The master data from journalists, industrial securities and huatai securities joint of June year-on-year growth forecast C PI, are the same with lu zhengwei for 3.2%, HeGuoXin into silver international securities forecast for 3.3 percent, Traffic bank forecast slightly tall, to 3.5%.
Reduce pressure rise further
“We expect further price rises the second little pressure.” Traffic bank finance research center, senior analyst TangJianWei told the macro economic reference news reporter, “if no special circumstances, China will be in June, CPI reached after years in July, the second half began to drop will significantly reduce inflationary pressures, CPI increase 3% target is possible.”
He is a four reasons: because by the European debt crisis and real estate of China, the second half of the macro-control effect of domestic economic growth will flatten and demand of domestic prices dropped to relieve pressure. 2 is the recent restart the RMB exchange rate regime reform of RMB exchange rate, short of appreciation in certain degree can also reduce input under the pressure of inflation. Three is 2010 China’s trade surplus continued narrow will become a kind of trend, it may also reduce for foreign exchange in liquidity increased prices rise to cause stress.
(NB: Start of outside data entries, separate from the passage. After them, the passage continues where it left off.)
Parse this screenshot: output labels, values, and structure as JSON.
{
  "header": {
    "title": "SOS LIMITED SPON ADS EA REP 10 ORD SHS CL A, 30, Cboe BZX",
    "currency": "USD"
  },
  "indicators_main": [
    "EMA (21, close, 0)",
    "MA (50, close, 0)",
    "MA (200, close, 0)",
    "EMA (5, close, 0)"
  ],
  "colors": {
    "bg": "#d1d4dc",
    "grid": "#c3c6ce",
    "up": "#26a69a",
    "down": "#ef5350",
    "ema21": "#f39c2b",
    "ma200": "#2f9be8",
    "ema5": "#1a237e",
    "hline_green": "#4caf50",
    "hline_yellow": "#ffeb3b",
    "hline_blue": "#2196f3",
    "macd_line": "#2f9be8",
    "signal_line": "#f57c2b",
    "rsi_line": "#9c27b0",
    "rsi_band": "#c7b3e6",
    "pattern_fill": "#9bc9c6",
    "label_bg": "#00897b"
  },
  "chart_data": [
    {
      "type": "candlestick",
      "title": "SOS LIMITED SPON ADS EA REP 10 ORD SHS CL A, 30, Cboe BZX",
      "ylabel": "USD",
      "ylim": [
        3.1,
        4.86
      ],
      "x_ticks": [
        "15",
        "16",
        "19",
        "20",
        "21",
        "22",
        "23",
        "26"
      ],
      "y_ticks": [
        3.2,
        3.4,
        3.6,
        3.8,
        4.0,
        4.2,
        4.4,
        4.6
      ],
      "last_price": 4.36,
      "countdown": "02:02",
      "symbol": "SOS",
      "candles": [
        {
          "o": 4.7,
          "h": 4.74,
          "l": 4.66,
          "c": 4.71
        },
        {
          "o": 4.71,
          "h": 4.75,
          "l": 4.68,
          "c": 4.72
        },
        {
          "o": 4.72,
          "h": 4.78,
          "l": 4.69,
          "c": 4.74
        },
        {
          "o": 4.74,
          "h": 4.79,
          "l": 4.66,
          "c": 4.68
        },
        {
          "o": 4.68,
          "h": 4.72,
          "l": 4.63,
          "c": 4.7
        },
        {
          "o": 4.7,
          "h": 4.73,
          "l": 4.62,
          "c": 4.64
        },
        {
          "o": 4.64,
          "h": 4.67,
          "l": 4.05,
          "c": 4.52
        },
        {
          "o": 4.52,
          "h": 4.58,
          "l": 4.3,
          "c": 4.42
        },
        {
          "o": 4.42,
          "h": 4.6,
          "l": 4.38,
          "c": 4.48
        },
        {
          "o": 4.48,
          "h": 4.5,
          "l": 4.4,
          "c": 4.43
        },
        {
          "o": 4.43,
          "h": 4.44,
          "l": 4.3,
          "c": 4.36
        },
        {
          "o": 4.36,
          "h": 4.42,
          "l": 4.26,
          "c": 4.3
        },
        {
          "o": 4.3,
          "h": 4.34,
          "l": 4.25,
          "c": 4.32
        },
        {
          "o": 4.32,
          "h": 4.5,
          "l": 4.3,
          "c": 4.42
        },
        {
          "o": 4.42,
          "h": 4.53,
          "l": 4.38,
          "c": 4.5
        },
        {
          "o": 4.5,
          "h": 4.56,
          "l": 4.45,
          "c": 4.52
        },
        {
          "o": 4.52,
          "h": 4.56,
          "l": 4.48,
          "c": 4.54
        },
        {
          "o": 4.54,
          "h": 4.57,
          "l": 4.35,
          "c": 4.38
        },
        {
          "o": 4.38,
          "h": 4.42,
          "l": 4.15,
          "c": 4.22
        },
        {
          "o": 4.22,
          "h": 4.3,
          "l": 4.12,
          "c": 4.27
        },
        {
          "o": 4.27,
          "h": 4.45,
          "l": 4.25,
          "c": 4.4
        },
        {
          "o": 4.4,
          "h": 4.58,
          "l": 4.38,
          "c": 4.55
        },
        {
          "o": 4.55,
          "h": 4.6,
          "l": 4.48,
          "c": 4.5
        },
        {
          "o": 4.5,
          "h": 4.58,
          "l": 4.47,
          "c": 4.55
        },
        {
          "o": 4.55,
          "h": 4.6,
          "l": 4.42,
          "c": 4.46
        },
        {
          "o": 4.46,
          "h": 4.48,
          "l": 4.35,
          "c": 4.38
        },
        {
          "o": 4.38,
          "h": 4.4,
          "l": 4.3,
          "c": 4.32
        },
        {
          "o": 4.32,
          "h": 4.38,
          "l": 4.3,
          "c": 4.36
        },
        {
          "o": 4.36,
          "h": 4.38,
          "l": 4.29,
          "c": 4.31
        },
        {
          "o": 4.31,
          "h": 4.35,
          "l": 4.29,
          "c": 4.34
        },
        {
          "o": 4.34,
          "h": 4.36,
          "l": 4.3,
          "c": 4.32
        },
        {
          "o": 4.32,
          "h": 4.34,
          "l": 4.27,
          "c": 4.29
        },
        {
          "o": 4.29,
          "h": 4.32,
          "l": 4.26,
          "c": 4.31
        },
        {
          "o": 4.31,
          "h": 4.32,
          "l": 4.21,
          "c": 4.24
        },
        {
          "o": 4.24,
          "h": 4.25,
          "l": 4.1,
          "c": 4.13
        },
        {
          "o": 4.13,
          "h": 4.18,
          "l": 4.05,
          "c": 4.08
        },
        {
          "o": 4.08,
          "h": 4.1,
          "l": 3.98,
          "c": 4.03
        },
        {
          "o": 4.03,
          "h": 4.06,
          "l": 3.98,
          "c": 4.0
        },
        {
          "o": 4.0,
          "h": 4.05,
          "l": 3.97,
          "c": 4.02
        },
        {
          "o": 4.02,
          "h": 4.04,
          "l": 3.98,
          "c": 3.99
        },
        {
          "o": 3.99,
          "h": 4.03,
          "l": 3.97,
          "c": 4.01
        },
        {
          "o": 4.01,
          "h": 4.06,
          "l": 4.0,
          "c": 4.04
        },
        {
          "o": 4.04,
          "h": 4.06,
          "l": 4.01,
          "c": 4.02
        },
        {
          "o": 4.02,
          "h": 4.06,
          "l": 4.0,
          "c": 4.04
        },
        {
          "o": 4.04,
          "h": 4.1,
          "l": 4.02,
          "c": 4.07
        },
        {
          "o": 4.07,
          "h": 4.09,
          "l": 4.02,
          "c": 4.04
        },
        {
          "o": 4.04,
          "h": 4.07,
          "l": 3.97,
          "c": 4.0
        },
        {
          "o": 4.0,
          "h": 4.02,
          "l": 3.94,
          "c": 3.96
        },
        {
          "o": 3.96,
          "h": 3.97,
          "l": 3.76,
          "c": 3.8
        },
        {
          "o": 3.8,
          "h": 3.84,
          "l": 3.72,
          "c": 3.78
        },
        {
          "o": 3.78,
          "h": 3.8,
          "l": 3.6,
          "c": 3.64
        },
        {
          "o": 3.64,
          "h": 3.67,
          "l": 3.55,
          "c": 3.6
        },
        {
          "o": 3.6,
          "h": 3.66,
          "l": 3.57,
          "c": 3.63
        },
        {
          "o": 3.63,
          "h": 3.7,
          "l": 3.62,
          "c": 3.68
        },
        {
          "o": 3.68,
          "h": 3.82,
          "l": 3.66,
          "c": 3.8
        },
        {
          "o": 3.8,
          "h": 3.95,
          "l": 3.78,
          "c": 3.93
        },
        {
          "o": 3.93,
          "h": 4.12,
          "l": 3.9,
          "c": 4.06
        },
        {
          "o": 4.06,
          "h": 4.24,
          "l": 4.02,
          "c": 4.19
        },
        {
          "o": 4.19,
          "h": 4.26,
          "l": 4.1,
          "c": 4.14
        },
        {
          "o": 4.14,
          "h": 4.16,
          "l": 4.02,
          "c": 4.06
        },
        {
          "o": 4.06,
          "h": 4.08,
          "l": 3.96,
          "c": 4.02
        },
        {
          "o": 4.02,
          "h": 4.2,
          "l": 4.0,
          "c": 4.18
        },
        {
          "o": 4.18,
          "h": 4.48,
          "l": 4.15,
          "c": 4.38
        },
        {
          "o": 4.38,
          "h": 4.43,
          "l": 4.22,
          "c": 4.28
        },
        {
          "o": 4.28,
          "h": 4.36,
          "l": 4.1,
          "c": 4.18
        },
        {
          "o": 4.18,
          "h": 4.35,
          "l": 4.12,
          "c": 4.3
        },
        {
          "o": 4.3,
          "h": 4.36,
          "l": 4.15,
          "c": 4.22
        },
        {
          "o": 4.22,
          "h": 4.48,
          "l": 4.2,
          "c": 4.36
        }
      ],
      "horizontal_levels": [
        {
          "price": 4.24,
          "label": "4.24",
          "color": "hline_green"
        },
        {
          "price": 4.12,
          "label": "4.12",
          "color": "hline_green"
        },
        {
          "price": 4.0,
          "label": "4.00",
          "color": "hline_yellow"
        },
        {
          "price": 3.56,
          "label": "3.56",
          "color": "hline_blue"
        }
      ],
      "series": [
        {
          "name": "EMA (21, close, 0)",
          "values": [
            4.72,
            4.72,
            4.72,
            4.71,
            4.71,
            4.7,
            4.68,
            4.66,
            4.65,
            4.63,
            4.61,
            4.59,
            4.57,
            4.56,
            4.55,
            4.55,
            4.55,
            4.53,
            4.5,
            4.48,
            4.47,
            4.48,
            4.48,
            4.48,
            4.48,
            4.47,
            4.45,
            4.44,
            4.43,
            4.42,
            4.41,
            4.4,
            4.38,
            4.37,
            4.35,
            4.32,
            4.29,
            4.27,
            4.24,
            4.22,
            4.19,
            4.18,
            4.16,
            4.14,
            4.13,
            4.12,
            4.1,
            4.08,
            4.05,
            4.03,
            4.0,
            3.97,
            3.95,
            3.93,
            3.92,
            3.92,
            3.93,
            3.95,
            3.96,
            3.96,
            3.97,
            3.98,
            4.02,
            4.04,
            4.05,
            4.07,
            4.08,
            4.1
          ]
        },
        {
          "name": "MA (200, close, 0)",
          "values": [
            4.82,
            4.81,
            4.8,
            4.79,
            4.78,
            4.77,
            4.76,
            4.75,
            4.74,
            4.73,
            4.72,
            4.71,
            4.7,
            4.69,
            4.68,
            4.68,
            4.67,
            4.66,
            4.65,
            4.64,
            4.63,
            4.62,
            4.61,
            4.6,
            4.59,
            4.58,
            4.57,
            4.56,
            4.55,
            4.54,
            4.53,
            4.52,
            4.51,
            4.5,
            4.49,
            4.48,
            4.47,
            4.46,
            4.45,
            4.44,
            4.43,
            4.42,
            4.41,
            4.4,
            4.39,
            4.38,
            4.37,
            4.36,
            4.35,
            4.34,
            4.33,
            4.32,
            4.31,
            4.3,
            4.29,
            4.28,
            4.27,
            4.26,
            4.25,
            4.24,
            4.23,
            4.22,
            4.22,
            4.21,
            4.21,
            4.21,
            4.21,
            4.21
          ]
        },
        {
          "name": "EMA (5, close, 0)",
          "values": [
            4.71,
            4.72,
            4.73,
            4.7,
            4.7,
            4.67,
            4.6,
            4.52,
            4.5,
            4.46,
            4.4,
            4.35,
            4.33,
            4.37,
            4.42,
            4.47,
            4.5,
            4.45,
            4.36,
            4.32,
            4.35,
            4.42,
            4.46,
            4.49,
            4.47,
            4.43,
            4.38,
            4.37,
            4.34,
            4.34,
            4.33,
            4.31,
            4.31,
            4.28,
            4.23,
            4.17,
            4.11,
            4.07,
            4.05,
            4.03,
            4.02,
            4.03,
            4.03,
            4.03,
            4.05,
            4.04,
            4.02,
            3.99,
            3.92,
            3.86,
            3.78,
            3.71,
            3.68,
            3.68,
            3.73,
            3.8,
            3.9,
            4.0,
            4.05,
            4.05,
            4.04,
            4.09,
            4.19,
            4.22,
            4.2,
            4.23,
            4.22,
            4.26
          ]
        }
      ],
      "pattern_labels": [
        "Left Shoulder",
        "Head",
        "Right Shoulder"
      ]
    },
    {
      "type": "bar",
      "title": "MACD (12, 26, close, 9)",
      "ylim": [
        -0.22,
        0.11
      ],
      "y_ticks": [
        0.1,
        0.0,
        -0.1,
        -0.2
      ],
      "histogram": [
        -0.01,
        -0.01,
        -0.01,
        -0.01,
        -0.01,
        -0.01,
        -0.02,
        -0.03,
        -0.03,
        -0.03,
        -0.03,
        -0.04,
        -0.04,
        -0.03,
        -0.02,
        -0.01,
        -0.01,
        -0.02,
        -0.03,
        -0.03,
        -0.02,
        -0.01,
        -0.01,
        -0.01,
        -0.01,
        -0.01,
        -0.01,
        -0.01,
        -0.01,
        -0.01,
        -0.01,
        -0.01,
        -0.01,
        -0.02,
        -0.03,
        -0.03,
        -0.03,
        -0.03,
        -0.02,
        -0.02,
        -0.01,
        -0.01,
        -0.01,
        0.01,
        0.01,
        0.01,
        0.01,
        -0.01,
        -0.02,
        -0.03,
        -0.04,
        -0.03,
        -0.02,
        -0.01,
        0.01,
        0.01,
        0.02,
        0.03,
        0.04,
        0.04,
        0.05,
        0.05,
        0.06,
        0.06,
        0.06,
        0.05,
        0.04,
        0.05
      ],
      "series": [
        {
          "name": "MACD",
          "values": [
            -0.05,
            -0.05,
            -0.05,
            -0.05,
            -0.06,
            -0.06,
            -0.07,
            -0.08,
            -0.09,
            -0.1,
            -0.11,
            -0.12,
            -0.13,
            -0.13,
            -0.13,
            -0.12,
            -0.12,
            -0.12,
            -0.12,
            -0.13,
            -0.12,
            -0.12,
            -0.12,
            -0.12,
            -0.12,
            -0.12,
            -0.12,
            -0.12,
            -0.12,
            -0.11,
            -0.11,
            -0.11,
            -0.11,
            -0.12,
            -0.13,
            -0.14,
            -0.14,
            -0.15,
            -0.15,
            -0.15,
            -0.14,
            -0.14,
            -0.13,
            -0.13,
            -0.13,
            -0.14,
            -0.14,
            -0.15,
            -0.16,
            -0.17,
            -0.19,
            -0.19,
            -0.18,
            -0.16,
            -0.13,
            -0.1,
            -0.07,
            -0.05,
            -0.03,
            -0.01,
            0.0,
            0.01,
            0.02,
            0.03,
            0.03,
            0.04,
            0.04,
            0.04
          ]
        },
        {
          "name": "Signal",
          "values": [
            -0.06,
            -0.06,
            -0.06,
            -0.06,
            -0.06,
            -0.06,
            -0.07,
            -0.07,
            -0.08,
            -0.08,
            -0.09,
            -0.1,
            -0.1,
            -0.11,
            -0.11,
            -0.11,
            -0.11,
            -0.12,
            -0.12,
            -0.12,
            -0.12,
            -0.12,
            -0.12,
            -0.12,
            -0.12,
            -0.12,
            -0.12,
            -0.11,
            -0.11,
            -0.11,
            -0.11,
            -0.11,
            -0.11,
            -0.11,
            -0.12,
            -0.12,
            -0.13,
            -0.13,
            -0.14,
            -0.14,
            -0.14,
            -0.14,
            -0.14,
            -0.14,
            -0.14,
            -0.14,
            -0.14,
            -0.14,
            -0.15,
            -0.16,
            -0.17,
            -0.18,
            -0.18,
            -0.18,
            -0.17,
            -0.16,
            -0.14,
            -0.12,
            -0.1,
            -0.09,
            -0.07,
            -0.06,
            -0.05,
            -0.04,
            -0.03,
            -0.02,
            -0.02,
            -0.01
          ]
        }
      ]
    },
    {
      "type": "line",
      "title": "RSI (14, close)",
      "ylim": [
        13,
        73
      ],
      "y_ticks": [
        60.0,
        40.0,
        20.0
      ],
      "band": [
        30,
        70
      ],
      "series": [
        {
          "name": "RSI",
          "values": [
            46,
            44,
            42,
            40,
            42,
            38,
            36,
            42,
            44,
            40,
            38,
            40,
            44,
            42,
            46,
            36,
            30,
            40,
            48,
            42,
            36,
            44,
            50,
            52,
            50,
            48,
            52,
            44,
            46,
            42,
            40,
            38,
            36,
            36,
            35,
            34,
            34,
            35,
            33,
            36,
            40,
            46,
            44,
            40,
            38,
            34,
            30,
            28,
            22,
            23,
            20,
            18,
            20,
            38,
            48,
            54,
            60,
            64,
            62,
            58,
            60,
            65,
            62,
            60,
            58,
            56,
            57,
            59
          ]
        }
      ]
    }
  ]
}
Finally, the domestic asset prices rose significantly slowing, recent rising asset prices to push prices also will weaken.
Following securities macro-economic analyst ZhouBingLin also said: “inflation fatigue”. He said despite the CPI, June for inertial slightly higher, but the market touch not inflationary expectations. From the data, the 10-year us Treasury yields below 3%, China 10 years, bond yields also reported by the end of June 3, 28% in April 20 points, down about 40 year, plus drop China federation of logistics &purchasing announced in June of Chinese manufacturing industry in the purchasing manager index, purchase price index dropped 7. Last six percentage points, the economy’s expectations of future inflation basic.